Gloucestershire's first trailblazer degree apprenticeship launched by UWE Bristol and GC

Issue date: 14 March 2016

The University of the West of England (UWE Bristol) has further strengthened its partnership with Gloucestershire College and GE Aviation to launch Gloucestershire's first trailblazer apprenticeship in engineering; increasing access to higher education and degree-level apprenticeships in the region.

The BEng (Hons) Degree Apprenticeship in Electronic and Computer Engineering successfully launched in September, with 16 apprentices working at leading engineering companies – 13 at GE Aviation – whilst studying for their Level 6 qualification at the College and University.

The trailblazer apprenticeship has been designed by employers, for employers, to produce highly skilled and employable professionals who can meet the growing local demand for qualified engineers.

At the College's Gloucester Campus, apprentices learn a wide range of skills in the new GFirst-backed STEMBED Engineering Centre, including digital and analogue electronics; mathematics and computer programming; digital design; and the application of electronics in a range of environments.
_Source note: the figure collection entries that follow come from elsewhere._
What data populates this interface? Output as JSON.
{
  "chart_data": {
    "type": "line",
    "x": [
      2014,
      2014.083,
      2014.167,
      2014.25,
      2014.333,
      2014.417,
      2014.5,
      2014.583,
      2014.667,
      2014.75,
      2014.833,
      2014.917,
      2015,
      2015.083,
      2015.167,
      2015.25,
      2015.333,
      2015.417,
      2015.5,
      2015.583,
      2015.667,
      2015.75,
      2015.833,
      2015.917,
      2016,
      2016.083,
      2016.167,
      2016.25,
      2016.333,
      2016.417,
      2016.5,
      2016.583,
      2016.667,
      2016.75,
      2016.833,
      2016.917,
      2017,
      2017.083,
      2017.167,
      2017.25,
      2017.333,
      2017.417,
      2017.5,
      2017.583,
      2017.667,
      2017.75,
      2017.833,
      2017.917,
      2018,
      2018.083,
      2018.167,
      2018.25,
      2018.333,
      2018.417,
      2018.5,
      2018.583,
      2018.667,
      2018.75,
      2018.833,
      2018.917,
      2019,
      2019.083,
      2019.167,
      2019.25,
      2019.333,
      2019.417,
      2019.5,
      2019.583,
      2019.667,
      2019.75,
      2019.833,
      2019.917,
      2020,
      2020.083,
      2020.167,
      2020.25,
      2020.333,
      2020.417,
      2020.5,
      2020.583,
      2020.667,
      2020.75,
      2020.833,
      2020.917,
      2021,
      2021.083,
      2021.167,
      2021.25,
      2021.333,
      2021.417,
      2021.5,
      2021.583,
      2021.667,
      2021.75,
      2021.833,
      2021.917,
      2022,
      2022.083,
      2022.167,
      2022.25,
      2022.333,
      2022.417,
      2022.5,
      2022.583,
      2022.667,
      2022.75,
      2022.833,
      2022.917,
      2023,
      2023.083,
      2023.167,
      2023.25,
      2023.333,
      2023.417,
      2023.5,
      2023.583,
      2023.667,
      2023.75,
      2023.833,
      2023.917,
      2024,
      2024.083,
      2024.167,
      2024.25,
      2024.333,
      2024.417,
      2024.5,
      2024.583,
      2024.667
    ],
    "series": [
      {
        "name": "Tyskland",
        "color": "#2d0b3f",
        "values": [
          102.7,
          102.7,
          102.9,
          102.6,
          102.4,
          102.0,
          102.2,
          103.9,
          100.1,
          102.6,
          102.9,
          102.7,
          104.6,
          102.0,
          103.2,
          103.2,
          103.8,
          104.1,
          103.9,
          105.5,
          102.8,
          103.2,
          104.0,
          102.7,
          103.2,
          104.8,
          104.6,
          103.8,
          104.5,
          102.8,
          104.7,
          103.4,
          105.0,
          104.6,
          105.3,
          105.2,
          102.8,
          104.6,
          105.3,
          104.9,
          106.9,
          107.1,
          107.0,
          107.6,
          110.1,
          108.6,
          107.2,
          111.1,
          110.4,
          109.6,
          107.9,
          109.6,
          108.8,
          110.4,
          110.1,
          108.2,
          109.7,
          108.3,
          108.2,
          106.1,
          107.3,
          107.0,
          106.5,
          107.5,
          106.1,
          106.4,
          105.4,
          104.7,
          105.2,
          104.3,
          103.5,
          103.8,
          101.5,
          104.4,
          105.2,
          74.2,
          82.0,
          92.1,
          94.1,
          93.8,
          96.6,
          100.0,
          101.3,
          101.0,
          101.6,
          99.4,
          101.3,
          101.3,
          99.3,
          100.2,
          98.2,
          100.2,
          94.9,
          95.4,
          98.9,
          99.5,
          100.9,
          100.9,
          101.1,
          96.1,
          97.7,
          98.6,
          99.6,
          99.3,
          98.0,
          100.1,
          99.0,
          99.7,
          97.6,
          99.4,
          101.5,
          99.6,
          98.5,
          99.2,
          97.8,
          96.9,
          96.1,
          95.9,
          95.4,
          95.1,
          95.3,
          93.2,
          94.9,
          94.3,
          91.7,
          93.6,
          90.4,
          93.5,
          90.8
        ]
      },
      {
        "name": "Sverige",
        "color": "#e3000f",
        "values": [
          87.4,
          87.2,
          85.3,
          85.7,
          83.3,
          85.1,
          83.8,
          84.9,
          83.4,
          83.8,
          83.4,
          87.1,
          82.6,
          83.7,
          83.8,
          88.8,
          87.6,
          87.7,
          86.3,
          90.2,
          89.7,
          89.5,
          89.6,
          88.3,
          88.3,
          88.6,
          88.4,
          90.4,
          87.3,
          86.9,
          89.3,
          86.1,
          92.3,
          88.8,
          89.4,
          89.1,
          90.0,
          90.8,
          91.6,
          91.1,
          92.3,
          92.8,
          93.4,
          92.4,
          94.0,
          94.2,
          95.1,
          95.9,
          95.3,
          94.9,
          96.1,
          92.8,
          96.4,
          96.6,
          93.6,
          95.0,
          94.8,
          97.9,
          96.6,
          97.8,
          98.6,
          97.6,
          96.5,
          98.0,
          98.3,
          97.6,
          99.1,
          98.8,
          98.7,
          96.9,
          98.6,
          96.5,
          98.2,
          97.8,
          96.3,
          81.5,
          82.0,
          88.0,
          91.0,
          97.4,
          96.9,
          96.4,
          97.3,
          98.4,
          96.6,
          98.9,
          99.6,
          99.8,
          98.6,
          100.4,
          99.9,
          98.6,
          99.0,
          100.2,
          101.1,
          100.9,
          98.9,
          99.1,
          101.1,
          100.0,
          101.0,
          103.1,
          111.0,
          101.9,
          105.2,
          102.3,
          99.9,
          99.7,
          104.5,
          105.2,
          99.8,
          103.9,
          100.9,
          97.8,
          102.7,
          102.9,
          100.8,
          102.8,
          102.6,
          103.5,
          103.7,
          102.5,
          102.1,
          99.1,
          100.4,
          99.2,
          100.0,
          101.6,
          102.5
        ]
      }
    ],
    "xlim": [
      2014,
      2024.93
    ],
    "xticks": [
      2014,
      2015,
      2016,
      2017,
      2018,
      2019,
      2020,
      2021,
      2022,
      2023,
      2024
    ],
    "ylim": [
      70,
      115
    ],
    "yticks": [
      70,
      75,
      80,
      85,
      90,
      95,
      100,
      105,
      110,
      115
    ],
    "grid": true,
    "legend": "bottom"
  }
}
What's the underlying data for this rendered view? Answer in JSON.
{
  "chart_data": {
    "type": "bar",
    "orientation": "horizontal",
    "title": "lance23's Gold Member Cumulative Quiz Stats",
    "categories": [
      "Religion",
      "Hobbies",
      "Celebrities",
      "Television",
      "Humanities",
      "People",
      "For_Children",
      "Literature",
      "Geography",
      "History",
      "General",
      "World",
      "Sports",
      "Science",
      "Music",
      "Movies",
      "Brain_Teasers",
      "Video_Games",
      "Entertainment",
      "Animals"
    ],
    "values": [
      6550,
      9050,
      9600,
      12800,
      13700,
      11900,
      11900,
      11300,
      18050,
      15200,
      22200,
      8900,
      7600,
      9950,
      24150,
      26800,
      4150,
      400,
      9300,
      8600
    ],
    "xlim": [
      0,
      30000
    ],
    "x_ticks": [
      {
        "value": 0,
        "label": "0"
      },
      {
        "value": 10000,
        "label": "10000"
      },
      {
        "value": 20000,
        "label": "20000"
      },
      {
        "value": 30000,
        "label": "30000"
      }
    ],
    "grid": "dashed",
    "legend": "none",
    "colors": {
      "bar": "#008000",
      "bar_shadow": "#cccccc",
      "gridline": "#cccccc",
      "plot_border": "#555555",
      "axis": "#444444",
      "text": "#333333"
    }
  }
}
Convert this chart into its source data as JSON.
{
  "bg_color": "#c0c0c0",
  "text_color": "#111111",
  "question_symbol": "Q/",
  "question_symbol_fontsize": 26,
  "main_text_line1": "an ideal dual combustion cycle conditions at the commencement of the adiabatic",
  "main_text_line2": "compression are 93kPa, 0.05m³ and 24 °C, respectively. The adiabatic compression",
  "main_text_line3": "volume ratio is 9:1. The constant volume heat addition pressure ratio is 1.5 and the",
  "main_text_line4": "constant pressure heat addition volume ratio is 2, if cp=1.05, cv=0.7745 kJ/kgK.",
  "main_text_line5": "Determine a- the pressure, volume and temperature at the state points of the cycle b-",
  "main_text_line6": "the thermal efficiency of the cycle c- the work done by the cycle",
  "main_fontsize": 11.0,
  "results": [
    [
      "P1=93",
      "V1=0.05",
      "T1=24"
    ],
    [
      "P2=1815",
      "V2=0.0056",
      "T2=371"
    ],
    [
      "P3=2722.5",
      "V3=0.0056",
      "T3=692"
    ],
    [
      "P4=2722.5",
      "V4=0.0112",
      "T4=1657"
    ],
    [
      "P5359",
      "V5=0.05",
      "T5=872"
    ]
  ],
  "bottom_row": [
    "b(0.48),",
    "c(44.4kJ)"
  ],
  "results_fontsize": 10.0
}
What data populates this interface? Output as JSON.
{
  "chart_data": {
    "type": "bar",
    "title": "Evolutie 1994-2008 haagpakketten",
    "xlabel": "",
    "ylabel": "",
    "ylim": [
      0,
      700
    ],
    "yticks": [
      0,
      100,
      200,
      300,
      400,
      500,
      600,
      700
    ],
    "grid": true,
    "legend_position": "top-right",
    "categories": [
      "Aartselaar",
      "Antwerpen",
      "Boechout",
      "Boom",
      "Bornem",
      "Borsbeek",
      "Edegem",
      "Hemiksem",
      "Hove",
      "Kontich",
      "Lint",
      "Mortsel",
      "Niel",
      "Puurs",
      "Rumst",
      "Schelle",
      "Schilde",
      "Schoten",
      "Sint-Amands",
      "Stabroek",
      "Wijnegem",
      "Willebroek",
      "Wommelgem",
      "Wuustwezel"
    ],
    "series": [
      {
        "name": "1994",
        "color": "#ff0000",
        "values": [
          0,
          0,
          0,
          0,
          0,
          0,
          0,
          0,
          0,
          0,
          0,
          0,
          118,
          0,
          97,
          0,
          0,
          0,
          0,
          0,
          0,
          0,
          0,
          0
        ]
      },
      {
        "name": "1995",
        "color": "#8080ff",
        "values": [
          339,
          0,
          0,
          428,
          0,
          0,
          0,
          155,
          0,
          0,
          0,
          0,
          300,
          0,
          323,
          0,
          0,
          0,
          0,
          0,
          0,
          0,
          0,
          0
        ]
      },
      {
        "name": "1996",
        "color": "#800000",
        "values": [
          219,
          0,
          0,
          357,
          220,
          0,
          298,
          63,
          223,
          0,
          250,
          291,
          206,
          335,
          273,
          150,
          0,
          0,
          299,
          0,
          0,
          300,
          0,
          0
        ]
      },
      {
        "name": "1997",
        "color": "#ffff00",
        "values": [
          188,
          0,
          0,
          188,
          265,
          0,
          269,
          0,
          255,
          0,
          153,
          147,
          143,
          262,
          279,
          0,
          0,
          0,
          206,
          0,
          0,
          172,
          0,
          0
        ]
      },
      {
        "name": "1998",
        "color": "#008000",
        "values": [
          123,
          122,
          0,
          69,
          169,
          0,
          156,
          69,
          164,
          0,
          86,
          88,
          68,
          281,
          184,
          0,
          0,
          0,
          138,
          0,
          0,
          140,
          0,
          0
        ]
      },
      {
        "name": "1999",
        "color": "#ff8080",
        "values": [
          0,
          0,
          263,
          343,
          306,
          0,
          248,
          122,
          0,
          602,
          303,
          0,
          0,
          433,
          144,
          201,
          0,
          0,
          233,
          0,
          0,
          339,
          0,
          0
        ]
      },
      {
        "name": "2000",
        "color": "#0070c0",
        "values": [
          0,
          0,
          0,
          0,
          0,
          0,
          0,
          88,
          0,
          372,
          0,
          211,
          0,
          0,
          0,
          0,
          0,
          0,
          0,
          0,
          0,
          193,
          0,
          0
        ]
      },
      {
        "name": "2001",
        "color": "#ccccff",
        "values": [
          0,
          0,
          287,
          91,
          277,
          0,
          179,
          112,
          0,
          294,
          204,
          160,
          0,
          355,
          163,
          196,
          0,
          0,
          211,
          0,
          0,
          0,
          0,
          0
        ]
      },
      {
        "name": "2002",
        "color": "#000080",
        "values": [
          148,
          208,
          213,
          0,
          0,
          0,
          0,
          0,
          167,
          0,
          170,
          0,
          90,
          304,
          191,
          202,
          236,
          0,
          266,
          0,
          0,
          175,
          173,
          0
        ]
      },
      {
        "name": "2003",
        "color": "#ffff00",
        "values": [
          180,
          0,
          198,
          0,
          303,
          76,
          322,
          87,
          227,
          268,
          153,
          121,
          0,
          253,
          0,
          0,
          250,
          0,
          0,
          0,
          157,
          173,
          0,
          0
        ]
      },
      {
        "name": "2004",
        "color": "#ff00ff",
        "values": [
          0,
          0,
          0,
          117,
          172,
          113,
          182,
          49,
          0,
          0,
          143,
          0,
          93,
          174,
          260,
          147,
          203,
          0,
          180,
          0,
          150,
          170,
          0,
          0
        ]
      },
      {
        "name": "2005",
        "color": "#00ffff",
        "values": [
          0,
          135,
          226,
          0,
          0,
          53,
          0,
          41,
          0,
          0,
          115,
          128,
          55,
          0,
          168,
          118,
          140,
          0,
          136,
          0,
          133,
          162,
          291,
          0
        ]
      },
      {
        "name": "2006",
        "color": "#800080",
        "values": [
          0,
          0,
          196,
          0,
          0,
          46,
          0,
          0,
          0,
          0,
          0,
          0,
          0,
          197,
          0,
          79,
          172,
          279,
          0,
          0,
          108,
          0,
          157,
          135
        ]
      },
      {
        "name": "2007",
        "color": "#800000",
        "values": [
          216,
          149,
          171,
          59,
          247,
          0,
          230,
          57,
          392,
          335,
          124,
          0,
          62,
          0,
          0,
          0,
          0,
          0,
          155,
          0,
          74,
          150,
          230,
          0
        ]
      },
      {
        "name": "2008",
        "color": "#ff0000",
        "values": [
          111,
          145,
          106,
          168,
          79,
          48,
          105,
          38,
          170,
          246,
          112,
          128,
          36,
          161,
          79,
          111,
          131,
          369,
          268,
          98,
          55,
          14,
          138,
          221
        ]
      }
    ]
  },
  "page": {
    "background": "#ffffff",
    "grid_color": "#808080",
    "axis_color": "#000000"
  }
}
At UWE Bristol, they also get an inside track on the industry through factory tours, live projects and professional briefings from leading organisations.

Dr John Lanham, Associate Dean at UWE Bristol, said, “UWE is pleased to be working with Gloucestershire College, GE Aviation and other local employers in developing and launching this trailblazer apprenticeship. The partnership builds on a long running collaboration between UWE, the College and GE.

“This is also the University's second successful trailblazer degree apprenticeship in the region. With City of Bristol College, we also run the FdSc Aerospace Engineering Manufacturing and it was very rewarding to see the first set of Airbus apprentices achieve their degrees in the summer.

“There are a wealth of opportunities in engineering as proven by UWE Bristol's consistently strong graduate employment arising from a number of routes for students from degrees with paid internships to degree apprenticeships. Degree apprenticeships are a strategic priority for UWE and align completely with the university's 2020 strategy, plans and ambitions, and this programme is the first of several UWE will be developing in the coming year.”

The new degree apprenticeship is the second engineering qualification to be offered by Gloucestershire College and UWE Bristol, following the popular Foundation Degree in Electronic and Computer Engineering.

Brian Fowler, Head of Engineering at Gloucestershire College, said: “Our apprenticeship programme is already successful and this exciting new scheme offers a real alternative to going to university – it combines the apprenticeship with higher education.

“From the start, students are able to 'earn and learn', and develop as professional engineers. We have actively worked with employers to identify their high level skill needs and can now offer higher education in partnership with UWE, at Gloucestershire College. In addition to the BEng (Hons) in Electronic Engineering, we have plans to offer similar mechanical programmes in the near future.”

The apprentices themselves view the degree apprenticeship as a viable route to a successful career in engineering, and are enjoying putting the practical skills they learn in college and university into practice in the workplace.

Gary Shaw, 19, an apprentice from Gloucester who works for GE Aviation, said: “I chose the engineering higher apprenticeship with GE Aviation after initially hearing about the company during a work experience placement in Abu Dhabi. The company has a great reputation worldwide and the apprenticeship is a fantastic opportunity; it focuses on your own personal development and helps you improve your soft skills, as well as learn invaluable skills that are essential in an engineering workplace.”

Emma Hardiman, 20, an apprentice from Aston Somerville also working for GE, said: After my A levels I went to university, however I found that the learning style, lack of application and way of life didn't suit me. I chose to do the engineering higher apprenticeship because it means you can apply everything you learn from the degree modules at work. While at work we have an abundance of opportunities; we can take part in a wide variety of STEM activities and get involved in real engineering tasks. There is, of course, the added bonus of having no student debt and being paid throughout the apprenticeship.”

Clive Arnold, Engineering Resource Development Manager at GE Aviation, said: “I believe engineering higher apprenticeships have taken a major step forward under the new Employer Ownership of Skills and Trailblazer initiatives. The fundamental shift away from having Level 4 foundation degrees, followed by bolt-on Level 6 top-up degrees, will now provide a more seamless way of consolidating the combination of academic learning and expansive vocational experience that will be hard to match in any way, other than with a Level 6 or 7 engineering degree apprenticeship.”